Libre comercio en contexto

El concepto de libre comercio que ha usado en el mundo desde el siglo 17, tiene contradicciones profundas. Una apasionante historia que muestra qué tan libre ha sido el libre comercio. La opinión de Joshua John Henry Large, professor del departamento de Negocios Internacionales de la Universidad Eafit. (EN INGLÉS).

Dinero
3 de noviembre de 2011

In connection with Rafael Tamayo’s recent (20/10/2011) article on whether free trade agreements justify the moniker of free trade, I would like to briefly consider the term “free trade” historically, asking in effect whether reality has ever lived up to the ideal type.

Perhaps it will be useful to begin by distinguishing between free trade as a term of art historically deployed by merchants and bureaucrats, and Free Trade as an ideological construct of modern economic liberalism. The former notion—free trade writ small—in fact substantially predates the latter, grander concept of liberal Free Trade. In the European middle ages, a “free burgher” or “free trader” was the citizen of a free city-state: merchants of say, Hamburg or Venice were invested with certain liberties, including the right to marry their daughters to whom they chose, to will their money to whom they liked, and to carry on their trades in relative freedom within their cities’ walls. Outside those walls, feudalism and its rigid hierarchies prevailed.
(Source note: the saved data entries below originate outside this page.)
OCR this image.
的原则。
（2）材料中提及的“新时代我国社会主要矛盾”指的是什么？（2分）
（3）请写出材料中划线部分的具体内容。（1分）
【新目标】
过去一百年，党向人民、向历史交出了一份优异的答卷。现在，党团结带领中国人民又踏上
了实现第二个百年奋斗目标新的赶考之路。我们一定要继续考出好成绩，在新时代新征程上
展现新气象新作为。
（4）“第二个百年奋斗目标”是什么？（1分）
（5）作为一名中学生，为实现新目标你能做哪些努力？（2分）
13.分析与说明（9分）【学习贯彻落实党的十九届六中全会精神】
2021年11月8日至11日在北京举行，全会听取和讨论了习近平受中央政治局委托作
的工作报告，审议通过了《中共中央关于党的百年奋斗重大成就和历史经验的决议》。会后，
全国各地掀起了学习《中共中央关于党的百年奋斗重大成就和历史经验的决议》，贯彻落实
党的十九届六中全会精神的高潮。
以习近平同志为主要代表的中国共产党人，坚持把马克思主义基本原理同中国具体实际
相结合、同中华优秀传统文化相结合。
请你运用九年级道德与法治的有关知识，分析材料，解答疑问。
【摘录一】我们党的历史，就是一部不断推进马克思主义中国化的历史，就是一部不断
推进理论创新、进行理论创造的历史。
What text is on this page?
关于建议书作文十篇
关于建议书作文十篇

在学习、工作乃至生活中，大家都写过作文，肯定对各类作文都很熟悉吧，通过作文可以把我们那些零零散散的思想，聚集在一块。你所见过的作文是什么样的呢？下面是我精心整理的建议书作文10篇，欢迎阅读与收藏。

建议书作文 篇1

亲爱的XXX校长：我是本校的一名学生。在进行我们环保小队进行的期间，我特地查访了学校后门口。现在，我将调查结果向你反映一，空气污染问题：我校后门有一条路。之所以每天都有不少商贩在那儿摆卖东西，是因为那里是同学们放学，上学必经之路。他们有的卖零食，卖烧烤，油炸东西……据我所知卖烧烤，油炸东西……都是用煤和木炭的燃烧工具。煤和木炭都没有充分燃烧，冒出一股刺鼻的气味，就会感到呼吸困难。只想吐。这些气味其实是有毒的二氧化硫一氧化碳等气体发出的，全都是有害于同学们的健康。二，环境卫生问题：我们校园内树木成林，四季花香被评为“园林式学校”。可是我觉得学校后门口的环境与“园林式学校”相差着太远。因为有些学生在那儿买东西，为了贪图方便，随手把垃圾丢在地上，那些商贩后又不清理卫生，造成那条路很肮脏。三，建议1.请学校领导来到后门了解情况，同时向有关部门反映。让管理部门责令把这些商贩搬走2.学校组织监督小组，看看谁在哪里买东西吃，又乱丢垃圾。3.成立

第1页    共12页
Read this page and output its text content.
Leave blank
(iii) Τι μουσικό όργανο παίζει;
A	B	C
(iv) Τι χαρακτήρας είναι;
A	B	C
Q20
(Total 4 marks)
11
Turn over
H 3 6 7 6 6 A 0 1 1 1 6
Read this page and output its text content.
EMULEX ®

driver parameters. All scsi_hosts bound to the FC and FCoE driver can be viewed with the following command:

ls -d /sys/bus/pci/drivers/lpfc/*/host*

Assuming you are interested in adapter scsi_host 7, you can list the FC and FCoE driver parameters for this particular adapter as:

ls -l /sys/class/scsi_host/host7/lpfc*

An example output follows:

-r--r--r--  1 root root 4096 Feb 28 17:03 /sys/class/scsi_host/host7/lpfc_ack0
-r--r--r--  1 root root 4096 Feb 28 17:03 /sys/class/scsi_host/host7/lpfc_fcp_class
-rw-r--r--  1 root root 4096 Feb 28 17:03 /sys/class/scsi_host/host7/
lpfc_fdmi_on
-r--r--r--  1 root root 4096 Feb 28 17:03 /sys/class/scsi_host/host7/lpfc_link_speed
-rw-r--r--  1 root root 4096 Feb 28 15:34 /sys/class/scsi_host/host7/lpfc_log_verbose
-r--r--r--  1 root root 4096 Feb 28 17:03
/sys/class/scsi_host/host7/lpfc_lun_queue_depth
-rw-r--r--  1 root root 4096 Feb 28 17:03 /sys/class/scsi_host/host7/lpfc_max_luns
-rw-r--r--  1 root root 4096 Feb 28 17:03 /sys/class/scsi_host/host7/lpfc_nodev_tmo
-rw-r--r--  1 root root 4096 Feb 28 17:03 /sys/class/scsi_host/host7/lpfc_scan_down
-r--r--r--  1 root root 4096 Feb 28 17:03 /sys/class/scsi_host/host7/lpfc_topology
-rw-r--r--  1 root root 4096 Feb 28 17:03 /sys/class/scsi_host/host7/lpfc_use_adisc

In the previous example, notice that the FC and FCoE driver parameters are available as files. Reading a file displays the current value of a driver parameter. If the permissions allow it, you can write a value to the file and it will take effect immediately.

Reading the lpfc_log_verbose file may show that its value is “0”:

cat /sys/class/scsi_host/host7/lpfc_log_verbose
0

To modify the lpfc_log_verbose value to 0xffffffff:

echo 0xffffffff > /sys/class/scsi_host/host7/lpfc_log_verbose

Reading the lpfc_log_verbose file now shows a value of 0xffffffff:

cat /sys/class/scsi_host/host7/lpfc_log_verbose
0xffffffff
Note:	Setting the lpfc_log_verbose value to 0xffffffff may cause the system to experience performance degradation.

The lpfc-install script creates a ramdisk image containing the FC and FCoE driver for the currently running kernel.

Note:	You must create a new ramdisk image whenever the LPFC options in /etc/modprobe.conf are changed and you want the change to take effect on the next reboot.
During the sixteenth, seventeenth, and eighteenth centuries, when the medieval patchwork of free cities and feudal principalities gave way to transoceanic empires, merchants still conceived of free trade in much the way they had in the middle ages: as a form of corporate liberty. They accordingly resented royal monopoly companies that controlled foreign trade routes (the Dutch and British East India Companies are the most famous such examples) and lobbied for the freedom to sell their wares to whomever they chose. In 1606, for example, English merchants from provincial port cities successfully lobbied Parliament—against the interest of the Crown—for the passage of the Act for Free Trade into Spain, Portugal, and France. This enabled private merchants who were not members of the Royal Spanish Company to legally trade with southern Europe. At least superficially, this “Act for Free Trade” was very different from a modern “FTA,” given that it contained no provision for lower tariff barriers between states. Indeed, seventeenth- and eighteenth-century English merchant associations did not see the slightest inconsistency in simultaneously lobbying for “free trade” and for the vigorous protection of their industries from foreign competition. Similarly, the policies of “comercio libre” instituted by late-eighteenth-century Spanish and Portuguese colonial administrations were not associated with lower external tariffs, but with greater freedom of trade inside those empires (the policies were largely a sop to colonial merchants following the United States’ declaration of independence from Britain). Even the famous French notion of laissez faire, laissez passer, popularized by the reformist Physiocrats in the 1750s, really only expressed a modest desire for the elimination of tariffs on grain.

In fact, the concept of Free Trade writ large—the idea, that is, of borderless international commerce—only emerged as an article of policy (and faith) around the 1820s or ‘30s. What this emergence entailed, firstly, was a marriage of the old corporate notion of free trade with the newer liberal tenets of “self-regulating” markets and “comparative advantage” in foreign trade. The combined liberal wisdom that the price mechanism functioned as a regulatory “invisible hand” and that countries ought to specialize in exporting what they were best at producing naturally mandated that international tariffs be lowered or eliminated. As is well known, however, Britain did not begin beating the drum of Free Trade internationally until it had fully secured its place as the globe’s preeminent economic power. “Informal empire” and “empire on the cheap” are thus bywords for nineteenth-century Britain’s penchant for control of foreign economies (such as Argentina’s) via Free Trade rather than territorial occupation. What is less well known is that even according to its own terms, “Free Trade Britain” was not very free; import tariffs remained higher there than in France, for instance, until around 1870.

All of this is to say that when Free Trade emerged in the nineteenth century as a lofty article of liberal faith, it remained substantively almost indistinguishable from the older, shabbier mercantilist notion of free trade. The difference was really that the medieval opposition between “free” merchant cities and seigniorial fiefdoms, or the seventeenth-century opposition between royal monopoly companies and private merchant corporations, now no longer existed. Now, the interests of industrial capitalism, financial capitalism, and the state were more or less the same. Free Trade was the creed whereby these mutual interests were exported and realized. Beneath the glossy rhetorical surface, nineteenth-century Free Trade was no more about level playing fields than was its mercantilist forebear.

Today, as we contemplate the recent signing of the FTA between Colombia and the US, it is worth asking: do current US agro-businesses see any inconsistency in lobbying both for free export markets and internal subsidies? Has, in short, anything changed?